Descontos reais: categorias com maior potencial
A CNC também analisou a variação dos preços ao longo dos últimos 40 dias para medir o potencial de desconto real na Black Friday. Assim, foram monitorados valores de 150 itens distribuídos em 30 categorias.
O estudo revela que 70% dos grupos acompanhados possuem margem concreta para redução de preços. Entre as categorias com maior possibilidade de queda estão:
- Papelaria: –10,14%
- Livros: –9,02%
- Joias e bijuterias: –9,01%
- Perfumaria: –8,20%
- Utilidades domésticas: –8,18%
- Higiene pessoal: –8,11%
Com isso, consumidores terão oportunidade de aproveitar descontos mais agressivos, especialmente em categorias tradicionalmente procuradas durante a Black Friday.
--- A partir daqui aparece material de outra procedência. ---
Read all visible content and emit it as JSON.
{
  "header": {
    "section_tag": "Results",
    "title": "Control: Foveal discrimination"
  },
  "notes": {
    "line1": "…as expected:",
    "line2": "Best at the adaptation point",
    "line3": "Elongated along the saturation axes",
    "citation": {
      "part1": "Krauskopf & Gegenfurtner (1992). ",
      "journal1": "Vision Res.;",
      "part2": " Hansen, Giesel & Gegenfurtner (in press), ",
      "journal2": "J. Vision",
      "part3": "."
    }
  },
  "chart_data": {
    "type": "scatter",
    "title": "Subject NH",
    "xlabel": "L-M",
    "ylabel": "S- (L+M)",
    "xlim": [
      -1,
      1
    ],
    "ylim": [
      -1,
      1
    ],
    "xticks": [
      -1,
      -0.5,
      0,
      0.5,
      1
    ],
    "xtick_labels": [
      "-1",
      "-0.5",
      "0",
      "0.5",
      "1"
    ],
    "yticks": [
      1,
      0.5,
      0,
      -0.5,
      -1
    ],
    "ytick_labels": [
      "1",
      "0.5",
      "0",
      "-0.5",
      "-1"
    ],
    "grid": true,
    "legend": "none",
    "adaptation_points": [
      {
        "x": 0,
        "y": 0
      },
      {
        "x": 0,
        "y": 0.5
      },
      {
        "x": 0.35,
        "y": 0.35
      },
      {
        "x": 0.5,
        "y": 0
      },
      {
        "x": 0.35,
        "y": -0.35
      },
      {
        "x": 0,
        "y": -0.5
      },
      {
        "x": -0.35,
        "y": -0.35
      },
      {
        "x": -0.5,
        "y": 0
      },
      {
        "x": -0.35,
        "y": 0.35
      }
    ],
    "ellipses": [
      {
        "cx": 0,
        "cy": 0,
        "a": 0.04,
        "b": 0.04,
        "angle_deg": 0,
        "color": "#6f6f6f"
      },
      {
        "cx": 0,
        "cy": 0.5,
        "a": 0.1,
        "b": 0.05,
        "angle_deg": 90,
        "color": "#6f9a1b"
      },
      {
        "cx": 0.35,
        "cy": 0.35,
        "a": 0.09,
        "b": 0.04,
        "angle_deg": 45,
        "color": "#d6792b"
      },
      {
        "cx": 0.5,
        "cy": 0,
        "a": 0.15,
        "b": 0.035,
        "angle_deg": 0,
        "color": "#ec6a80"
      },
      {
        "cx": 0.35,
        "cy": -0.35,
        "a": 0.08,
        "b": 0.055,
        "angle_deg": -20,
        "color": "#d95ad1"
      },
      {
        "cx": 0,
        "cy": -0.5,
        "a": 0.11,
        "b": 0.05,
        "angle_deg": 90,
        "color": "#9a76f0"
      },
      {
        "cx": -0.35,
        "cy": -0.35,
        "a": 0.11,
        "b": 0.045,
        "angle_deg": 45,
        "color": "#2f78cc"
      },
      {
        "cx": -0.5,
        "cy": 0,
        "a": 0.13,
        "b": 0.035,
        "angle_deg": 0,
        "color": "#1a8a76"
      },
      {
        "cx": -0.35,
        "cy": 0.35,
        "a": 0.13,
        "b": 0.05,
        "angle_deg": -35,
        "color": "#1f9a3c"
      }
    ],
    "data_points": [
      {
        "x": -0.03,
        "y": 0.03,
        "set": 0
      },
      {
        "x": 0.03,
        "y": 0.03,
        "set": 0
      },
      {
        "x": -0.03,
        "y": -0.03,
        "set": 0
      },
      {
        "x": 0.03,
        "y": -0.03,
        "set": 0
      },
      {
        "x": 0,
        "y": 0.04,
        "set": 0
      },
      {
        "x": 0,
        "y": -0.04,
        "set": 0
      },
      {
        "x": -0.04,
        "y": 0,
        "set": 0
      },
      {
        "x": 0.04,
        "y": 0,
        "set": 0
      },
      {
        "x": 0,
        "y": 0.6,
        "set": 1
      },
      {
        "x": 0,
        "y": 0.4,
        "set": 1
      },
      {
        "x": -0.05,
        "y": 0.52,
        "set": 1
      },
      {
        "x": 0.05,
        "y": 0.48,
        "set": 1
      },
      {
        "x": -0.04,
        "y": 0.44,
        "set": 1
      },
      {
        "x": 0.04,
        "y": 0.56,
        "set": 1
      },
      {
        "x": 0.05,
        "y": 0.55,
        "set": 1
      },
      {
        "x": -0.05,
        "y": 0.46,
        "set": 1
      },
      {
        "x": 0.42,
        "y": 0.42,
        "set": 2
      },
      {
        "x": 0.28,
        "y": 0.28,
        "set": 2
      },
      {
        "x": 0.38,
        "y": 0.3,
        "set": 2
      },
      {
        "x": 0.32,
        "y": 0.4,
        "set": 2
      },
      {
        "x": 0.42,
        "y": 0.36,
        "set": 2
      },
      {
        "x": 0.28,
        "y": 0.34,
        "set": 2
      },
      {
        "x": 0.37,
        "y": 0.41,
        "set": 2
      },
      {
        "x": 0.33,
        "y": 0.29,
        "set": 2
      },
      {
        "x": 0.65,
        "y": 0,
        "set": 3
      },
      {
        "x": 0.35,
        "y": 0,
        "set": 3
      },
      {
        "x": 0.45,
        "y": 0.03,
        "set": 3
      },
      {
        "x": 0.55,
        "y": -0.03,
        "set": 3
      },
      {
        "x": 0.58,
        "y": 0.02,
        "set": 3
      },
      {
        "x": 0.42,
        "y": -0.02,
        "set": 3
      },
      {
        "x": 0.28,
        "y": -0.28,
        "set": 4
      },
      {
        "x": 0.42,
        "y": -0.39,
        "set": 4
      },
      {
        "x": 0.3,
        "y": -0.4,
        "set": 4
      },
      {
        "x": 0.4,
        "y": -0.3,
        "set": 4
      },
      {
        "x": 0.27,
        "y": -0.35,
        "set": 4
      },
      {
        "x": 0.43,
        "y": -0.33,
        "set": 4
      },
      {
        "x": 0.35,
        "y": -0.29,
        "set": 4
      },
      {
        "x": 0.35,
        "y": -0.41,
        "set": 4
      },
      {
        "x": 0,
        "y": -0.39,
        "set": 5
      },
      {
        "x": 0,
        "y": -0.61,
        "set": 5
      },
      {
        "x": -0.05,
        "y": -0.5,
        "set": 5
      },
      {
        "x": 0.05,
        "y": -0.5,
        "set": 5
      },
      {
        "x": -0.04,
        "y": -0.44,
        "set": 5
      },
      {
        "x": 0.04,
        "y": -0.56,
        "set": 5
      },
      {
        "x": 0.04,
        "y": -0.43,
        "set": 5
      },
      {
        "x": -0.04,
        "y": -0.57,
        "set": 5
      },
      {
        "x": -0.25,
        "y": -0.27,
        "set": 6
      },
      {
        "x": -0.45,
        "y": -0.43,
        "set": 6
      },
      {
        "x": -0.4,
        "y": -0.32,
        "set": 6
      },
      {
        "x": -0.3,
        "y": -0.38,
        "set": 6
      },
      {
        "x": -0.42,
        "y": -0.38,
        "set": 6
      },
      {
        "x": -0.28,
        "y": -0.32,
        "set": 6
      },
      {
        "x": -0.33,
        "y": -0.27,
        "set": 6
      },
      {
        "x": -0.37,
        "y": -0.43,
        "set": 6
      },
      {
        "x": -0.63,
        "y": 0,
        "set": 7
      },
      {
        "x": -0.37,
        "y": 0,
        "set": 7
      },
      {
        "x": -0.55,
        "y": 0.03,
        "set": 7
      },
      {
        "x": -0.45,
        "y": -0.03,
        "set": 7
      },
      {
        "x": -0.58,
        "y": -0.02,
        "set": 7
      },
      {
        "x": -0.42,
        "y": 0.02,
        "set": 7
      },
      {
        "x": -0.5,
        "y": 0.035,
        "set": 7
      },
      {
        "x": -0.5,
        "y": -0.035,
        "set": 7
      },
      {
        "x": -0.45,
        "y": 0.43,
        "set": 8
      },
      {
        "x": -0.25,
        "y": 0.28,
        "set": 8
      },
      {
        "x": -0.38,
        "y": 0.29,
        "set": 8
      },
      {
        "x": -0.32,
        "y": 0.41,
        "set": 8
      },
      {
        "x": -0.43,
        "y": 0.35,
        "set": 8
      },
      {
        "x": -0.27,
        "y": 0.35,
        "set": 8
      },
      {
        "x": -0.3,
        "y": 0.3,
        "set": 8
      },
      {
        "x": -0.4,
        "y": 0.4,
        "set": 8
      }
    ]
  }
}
Black Friday deve impulsionar a Economia e consolidar recorde histórico
A combinação entre mercado de trabalho aquecido, câmbio favorável e expectativa de descontos reais cria o ambiente ideal para que a Black Friday de 2025 atinja novo recorde de faturamento e ajude a movimentar a Economia nacional.
Enquanto isso, varejistas se preparam para atender à demanda e apostam no evento como uma das principais estratégias de recuperação econômica. Portanto, se as projeções se confirmarem, esta será a Black Friday mais forte da história, consolidando o poder de reação do comércio brasileiro mesmo diante de desafios estruturais.